И все-таки привычный перестук колес на станции по-прежнему настигает повсюду, в какой бы точке не застала минута покоя. Стоит лишь вслушаться, он тотчас надвигается, тяжело ворочаясь и скрежеща по металлу длинным товарным поездом или легко отстукивая на стыках быстрым экспрессом. По этим звукам каждый бологовец без труда узнает, подходит ли к перрону электричка, ползет ли товарняк, тащит ли на горке маневровый тепловоз тяжелые вагоны или резво летит «Аврора».
В Бологое все по-прежнему крутится-вертится вокруг железной дороги, затихая и умиротворяясь лишь ближе к озерным берегам. Здесь и станция, и город расположились между озерами, и люди существуют между озерами и железной дорогой.
«Что бы ни случилось в мире, в стране, с нами – время течет неостановимо, вовлекая в свое течение мятежи и свадьбы, президентов и художников, судей и пророков», – как точно подметил черты родного городка Виктор Сычев.

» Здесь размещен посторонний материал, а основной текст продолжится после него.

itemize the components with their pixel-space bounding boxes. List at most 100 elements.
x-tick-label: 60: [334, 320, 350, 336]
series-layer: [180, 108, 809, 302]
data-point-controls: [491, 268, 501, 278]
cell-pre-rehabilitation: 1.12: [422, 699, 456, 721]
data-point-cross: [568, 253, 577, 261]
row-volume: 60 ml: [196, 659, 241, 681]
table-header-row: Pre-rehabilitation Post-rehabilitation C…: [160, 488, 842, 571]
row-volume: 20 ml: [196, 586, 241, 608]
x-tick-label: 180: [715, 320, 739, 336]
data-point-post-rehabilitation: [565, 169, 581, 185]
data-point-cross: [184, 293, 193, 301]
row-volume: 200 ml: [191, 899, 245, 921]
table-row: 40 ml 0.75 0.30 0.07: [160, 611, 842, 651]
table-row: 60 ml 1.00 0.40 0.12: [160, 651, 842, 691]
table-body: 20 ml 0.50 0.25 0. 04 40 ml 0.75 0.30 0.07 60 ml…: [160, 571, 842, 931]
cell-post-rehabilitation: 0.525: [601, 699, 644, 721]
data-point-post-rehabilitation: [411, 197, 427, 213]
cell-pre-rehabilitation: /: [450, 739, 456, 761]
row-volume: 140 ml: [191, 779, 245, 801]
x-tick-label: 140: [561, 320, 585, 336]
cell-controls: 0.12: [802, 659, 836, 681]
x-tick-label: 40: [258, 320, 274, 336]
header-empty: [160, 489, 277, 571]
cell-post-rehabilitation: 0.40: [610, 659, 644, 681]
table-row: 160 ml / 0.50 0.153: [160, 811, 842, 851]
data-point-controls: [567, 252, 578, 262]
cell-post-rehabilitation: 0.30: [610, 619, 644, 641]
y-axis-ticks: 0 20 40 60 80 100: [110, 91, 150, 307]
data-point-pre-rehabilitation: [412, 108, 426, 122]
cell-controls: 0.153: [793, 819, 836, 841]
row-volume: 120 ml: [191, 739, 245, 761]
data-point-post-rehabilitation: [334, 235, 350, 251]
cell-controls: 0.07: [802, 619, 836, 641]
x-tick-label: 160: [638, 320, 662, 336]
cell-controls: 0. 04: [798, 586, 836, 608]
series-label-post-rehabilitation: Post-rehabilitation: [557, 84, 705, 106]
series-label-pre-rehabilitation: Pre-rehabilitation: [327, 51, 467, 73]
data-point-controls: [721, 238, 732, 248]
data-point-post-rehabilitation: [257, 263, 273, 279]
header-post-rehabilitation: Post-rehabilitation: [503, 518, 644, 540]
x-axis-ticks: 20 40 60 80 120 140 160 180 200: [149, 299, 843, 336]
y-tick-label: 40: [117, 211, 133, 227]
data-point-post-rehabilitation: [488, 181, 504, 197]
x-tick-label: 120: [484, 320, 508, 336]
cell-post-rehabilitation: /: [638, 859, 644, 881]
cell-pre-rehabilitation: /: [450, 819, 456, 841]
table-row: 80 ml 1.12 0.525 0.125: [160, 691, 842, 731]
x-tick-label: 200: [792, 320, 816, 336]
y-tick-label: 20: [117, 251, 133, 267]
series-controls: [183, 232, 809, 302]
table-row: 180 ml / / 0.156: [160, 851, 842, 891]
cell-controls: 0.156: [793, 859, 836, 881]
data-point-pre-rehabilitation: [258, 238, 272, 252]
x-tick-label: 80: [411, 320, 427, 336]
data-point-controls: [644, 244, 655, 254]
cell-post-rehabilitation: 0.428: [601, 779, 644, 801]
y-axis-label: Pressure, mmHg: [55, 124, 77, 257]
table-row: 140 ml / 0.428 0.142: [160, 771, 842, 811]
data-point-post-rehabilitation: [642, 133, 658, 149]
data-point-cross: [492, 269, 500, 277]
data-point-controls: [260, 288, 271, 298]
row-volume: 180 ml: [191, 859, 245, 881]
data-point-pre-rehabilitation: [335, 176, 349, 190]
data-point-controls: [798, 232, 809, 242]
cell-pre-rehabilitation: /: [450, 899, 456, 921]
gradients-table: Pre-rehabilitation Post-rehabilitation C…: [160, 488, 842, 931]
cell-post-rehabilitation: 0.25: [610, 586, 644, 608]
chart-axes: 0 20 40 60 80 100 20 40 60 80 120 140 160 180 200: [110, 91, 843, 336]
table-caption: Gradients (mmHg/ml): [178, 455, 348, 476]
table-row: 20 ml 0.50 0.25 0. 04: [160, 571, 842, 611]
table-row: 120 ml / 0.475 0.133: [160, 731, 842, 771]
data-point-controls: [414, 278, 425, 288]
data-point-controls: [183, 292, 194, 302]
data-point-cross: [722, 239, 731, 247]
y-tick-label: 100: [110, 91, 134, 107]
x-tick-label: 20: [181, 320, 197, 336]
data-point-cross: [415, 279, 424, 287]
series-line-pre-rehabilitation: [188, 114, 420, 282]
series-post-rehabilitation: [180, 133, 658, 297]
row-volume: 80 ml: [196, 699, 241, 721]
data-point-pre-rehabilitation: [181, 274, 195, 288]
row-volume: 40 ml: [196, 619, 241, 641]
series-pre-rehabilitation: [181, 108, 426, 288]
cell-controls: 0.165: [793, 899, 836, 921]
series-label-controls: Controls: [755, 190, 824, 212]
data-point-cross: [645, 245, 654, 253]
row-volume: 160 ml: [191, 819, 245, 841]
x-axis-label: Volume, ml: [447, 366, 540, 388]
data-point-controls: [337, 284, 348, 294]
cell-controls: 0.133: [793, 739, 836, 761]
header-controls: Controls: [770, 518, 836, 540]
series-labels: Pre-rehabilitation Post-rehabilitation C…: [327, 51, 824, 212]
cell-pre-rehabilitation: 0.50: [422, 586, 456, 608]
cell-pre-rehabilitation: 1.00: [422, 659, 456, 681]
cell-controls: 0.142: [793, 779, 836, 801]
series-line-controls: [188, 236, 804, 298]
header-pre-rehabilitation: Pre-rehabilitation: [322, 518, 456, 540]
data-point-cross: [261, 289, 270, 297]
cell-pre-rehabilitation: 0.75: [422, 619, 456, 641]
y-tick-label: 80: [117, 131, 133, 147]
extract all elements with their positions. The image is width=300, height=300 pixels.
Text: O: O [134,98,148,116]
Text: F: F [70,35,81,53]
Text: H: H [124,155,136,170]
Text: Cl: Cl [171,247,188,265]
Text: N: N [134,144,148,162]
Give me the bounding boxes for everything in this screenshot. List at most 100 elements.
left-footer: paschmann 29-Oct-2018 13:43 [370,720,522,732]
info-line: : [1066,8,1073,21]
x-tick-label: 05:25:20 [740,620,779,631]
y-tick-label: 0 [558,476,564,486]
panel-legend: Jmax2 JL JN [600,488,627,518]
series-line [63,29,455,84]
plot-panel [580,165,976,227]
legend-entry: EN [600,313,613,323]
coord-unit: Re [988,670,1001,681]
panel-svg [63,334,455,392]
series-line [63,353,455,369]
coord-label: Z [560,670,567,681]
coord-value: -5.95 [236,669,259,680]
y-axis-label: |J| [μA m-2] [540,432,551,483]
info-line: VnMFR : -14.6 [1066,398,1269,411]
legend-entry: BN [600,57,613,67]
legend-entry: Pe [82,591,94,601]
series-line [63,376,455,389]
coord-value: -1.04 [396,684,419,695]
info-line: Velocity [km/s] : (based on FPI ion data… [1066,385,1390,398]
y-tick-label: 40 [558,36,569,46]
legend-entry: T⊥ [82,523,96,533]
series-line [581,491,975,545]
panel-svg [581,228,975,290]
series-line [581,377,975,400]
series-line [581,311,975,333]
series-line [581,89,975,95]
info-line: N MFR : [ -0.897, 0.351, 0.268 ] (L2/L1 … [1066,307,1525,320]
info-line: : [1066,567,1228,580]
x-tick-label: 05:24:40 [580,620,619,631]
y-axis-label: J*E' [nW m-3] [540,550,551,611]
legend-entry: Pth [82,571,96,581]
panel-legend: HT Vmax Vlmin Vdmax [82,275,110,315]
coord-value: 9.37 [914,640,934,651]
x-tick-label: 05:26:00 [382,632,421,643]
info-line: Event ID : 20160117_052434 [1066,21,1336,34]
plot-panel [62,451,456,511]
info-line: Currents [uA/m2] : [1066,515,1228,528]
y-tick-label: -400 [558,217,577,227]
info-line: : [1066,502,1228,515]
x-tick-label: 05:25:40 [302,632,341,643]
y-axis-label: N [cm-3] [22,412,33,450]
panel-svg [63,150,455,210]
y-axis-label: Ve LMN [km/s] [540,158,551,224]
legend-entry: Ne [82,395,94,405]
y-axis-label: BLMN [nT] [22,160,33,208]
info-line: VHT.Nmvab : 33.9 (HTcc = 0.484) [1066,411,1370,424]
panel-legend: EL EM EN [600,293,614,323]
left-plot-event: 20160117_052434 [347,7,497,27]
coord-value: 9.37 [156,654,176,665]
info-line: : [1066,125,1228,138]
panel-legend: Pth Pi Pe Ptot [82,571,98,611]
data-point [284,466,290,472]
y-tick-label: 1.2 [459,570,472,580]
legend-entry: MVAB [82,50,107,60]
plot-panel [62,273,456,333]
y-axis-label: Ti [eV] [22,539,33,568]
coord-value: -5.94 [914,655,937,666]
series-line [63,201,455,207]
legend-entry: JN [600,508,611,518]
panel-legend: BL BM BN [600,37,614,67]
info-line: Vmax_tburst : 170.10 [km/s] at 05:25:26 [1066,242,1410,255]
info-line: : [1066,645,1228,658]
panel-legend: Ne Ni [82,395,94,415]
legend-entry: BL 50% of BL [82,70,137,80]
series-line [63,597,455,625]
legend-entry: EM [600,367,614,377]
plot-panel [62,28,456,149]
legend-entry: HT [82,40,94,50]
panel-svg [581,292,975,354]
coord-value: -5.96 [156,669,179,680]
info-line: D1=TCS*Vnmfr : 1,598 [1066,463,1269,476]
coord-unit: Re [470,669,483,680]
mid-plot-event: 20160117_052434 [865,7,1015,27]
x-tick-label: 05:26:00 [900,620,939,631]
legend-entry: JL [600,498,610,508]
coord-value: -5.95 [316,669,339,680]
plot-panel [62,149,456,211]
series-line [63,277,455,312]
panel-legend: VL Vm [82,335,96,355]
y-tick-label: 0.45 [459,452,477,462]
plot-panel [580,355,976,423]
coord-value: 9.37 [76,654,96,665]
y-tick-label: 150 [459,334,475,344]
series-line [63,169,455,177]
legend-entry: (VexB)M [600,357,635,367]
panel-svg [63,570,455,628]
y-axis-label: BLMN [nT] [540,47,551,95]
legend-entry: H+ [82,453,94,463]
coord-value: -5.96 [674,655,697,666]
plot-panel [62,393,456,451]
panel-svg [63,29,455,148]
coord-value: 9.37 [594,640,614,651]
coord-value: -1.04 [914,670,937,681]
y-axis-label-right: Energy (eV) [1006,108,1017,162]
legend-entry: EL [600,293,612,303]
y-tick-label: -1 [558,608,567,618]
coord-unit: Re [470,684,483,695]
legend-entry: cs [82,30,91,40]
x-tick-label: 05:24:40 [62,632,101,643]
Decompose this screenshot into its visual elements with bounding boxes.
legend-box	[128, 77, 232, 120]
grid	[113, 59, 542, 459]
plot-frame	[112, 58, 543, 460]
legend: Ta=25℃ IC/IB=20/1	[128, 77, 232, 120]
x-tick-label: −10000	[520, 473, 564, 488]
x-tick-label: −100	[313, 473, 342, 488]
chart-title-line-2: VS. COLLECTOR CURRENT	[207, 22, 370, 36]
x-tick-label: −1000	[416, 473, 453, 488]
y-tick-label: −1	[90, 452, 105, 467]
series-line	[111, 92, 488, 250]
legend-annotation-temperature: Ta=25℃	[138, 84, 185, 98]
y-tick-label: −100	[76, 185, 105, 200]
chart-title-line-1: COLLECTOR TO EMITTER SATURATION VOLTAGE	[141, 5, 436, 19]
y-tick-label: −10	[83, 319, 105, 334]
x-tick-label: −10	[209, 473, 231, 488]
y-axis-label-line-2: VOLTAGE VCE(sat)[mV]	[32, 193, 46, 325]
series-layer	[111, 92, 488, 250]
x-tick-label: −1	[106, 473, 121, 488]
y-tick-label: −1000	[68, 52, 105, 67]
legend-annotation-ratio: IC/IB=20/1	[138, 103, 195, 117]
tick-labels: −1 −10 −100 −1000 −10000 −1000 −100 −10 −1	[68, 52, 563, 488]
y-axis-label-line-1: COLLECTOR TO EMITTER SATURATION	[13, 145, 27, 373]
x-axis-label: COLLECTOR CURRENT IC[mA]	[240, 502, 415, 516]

С суетой незатейливого быта бологовцев смиряет величие теней, прошедших до них по этим берегам. Симоновская строка «…и встретимся где-нибудь в Бологом» особым компостером отметила свидание с городом, а раньше просто с железнодорожной станцией, а еще раньше с сельцом Бологим Его величество императора Александра II, наезжавшего сюда на охоту, Керенского, Рериха, проводившего раскопки древних стоянок. В Высоком венчался Пущин. Не счесть имен литераторов и их героев, подобно Вронскому и Анне Карениной, отряхивавших со своих ног пыль вокзальных перронов, гостивших здесь у друзей.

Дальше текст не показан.